Subsidiary Hitachi Automotive Systems will be able to offer a regular supply of "engine control units" after negotiating for a sufficiently-sized batch of custom-made chips from STMicroelectronics of Switzerland, Hitachi said.
The Japanese firm was unable to secure enough chips recently to build the key auto part supplied to carmakers including Nissan.
As a result, Nissan had to suspend operations at four Japanese and two US assembly plants for three days.
"Hitachi Automotive Systems now expects to meet procurement volume requirements, starting from August of this year," a Hitachi statement said.

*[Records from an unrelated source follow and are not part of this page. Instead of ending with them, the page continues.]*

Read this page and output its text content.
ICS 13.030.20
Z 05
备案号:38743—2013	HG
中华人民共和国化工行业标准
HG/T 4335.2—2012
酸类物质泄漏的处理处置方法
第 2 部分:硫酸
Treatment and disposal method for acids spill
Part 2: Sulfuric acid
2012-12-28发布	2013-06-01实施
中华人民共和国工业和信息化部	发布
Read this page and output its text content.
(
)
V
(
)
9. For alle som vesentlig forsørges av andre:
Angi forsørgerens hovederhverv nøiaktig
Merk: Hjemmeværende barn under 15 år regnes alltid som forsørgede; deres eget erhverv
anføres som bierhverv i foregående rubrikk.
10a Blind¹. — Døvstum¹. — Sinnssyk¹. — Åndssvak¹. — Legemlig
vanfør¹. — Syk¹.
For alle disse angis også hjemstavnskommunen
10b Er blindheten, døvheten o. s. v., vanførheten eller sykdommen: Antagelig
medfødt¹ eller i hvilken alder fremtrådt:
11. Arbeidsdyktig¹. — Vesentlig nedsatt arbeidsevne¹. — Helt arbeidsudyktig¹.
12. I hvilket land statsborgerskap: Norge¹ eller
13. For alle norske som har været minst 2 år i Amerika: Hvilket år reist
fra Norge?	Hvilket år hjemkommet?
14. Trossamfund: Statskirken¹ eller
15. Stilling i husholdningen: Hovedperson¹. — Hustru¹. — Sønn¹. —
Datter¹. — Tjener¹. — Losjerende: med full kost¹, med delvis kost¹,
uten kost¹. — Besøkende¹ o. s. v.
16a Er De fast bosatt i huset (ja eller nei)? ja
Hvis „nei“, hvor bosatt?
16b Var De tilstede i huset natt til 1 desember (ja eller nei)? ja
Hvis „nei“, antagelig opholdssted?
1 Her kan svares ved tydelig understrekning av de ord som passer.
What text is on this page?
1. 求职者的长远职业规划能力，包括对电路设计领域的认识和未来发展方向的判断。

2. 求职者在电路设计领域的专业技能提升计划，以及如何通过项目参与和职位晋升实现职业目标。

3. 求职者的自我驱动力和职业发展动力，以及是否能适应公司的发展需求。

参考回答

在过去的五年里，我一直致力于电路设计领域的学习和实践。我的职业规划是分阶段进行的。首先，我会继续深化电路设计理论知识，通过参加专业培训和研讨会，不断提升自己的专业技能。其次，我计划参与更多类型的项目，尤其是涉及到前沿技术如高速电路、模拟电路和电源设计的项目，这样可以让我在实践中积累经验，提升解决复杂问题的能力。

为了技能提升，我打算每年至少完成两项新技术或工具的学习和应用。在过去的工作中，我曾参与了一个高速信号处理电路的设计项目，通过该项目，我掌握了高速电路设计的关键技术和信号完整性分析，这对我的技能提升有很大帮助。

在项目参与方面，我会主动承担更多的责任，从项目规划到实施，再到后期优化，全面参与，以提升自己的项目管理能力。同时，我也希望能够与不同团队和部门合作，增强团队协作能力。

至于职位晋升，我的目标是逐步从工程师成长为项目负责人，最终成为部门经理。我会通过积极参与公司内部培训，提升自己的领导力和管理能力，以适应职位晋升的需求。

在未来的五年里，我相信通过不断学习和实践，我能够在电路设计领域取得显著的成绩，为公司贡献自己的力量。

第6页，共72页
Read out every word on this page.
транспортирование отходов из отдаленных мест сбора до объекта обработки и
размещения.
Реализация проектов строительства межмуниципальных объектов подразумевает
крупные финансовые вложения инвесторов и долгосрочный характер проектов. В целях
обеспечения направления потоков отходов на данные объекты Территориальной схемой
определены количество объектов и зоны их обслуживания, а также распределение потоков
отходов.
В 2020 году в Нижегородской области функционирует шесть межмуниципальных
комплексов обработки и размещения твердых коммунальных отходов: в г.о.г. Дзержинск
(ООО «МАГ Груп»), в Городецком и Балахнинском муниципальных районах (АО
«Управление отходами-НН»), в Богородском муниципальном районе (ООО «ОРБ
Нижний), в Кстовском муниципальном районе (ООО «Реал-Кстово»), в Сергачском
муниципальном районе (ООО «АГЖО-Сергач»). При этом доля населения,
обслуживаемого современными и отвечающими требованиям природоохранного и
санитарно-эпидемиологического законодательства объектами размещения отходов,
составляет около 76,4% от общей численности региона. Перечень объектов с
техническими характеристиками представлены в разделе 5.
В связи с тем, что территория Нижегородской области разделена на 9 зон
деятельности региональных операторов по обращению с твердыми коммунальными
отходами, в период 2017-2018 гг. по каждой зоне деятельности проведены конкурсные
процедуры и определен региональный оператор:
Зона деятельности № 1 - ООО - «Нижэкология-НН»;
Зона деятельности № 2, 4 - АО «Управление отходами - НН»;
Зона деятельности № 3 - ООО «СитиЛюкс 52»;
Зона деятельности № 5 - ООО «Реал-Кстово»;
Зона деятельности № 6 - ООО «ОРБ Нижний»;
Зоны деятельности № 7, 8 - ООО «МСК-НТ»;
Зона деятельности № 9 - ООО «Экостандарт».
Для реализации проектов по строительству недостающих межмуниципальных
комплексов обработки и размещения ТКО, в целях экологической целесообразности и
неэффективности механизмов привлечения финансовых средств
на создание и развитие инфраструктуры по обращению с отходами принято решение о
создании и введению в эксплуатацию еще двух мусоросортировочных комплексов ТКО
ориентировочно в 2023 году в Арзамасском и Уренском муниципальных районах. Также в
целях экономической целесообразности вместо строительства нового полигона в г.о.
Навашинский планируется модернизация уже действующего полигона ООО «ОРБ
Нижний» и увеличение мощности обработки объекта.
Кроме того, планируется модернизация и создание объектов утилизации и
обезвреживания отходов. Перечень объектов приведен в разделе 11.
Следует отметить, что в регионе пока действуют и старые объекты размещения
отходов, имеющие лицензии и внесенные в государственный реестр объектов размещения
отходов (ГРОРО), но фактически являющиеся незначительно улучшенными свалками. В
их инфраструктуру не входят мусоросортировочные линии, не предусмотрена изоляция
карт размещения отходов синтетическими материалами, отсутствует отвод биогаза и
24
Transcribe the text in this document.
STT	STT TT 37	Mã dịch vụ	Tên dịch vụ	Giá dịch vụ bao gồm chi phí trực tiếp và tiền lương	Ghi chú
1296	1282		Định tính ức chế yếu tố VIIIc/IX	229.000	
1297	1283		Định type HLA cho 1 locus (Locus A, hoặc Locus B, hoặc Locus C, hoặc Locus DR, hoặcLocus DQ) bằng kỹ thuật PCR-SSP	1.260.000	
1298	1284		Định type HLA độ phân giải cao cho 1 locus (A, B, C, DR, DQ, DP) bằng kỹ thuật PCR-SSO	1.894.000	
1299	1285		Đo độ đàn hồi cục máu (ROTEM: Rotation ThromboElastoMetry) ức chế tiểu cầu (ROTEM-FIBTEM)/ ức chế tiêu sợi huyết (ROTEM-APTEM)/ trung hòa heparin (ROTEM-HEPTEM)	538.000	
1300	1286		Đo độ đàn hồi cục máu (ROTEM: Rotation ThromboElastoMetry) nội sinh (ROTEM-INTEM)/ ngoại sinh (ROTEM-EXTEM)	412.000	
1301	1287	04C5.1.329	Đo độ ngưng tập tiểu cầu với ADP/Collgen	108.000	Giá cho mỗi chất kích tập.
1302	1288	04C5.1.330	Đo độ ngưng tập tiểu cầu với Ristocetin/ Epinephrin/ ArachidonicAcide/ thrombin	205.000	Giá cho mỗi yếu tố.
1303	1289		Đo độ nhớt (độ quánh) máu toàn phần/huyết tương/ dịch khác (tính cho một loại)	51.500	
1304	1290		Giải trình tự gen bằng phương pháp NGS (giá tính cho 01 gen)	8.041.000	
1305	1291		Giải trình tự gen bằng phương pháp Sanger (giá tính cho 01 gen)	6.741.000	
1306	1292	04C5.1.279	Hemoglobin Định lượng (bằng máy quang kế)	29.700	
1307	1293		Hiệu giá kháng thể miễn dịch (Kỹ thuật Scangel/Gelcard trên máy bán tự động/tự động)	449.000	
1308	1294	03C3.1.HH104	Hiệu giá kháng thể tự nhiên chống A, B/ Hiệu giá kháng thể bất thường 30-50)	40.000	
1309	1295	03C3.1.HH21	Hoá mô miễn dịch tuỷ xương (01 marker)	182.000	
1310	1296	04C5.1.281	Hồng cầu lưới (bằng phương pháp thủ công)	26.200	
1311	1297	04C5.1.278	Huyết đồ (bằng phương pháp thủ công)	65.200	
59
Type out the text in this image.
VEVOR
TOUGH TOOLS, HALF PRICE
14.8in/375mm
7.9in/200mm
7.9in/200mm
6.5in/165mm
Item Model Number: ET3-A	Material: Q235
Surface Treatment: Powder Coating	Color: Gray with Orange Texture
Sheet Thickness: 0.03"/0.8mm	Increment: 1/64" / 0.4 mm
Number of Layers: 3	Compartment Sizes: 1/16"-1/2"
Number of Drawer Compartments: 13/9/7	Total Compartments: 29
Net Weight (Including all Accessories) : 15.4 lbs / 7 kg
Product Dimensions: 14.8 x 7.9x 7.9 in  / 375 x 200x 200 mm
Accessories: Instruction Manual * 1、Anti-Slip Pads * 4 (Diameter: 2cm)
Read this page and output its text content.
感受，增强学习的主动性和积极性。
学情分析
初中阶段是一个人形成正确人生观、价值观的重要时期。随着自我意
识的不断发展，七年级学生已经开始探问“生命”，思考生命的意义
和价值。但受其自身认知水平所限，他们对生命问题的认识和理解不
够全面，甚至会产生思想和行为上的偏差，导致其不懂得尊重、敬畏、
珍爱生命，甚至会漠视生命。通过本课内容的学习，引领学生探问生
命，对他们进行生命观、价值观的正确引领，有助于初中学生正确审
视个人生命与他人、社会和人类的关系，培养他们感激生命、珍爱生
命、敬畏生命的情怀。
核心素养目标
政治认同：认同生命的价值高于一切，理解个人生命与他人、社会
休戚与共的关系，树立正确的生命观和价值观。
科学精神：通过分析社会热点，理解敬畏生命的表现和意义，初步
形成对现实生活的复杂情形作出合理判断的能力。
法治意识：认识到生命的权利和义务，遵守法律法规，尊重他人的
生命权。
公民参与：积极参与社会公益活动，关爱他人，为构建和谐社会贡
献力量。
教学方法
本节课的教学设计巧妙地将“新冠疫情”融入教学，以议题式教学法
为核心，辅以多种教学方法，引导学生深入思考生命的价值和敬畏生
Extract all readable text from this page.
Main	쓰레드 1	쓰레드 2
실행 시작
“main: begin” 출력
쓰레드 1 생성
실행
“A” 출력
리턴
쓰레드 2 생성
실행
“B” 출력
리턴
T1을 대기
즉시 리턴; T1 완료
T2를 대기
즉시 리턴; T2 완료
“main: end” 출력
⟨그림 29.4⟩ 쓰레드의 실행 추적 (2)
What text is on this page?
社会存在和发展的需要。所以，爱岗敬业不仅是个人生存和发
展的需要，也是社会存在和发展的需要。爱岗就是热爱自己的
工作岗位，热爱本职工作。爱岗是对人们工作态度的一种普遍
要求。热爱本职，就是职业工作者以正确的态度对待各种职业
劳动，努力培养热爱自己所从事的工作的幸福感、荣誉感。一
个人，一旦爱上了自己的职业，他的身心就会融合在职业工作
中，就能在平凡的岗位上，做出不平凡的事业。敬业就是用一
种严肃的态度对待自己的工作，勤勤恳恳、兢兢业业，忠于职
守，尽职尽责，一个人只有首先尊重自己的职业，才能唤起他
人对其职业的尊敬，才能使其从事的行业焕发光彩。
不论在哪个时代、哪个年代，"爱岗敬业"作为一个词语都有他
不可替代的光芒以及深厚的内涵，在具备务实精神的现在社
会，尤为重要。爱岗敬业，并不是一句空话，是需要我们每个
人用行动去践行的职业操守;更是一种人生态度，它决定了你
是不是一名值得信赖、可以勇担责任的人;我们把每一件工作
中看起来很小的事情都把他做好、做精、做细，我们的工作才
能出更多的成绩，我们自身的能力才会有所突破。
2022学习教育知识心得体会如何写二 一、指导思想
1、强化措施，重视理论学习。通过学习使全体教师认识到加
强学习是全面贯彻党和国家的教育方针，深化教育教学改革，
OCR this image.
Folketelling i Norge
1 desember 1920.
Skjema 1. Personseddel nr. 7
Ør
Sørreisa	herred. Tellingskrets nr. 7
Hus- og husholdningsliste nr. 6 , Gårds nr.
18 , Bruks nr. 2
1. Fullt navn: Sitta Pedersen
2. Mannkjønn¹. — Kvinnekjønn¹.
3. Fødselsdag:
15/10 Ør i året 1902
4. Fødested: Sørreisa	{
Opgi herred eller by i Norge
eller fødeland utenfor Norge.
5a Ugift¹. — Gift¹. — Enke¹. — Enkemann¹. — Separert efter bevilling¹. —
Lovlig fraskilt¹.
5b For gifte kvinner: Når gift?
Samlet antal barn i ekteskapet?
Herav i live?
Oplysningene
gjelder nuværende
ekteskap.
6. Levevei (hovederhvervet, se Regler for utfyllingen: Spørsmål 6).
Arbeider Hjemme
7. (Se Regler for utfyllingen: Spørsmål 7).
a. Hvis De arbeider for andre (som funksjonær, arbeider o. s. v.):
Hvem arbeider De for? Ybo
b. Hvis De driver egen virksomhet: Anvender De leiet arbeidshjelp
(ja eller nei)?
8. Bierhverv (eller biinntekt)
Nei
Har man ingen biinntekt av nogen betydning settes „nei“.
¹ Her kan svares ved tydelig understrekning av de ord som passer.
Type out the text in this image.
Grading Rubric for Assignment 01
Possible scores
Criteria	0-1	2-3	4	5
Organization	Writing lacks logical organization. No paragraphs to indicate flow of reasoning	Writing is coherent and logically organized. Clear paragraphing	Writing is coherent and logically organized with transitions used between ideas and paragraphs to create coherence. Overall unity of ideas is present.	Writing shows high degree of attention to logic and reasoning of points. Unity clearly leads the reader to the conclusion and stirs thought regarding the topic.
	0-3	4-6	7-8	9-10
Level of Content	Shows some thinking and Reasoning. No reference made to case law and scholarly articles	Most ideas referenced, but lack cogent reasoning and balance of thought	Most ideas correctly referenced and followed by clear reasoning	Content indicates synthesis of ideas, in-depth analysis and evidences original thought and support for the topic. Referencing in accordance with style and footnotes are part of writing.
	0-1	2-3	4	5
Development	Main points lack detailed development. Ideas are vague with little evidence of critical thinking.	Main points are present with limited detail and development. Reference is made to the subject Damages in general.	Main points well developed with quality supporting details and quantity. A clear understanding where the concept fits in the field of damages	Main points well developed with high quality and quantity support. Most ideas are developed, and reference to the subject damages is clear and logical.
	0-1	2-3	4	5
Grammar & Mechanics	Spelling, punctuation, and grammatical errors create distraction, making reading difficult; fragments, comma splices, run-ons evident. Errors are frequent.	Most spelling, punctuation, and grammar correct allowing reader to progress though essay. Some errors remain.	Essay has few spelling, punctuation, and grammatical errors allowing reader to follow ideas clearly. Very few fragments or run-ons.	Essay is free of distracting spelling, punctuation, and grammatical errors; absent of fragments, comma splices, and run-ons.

"As a result, it will be able to ship the required volumes of ECUs (engine control units) with no further delays," it said.
Automobile demand in Japan and elsewhere has outpaced chip supplies from STMicroelectronics, a Hitachi spokesman said, adding that Nissan had not asked Hitachi for compensation for the disruption.
The news helped lift Hitachi's shares at the Tokyo Stock Exchange by 3.80 percent, outpacing the headline Nikkei index, which added 2.70 percent.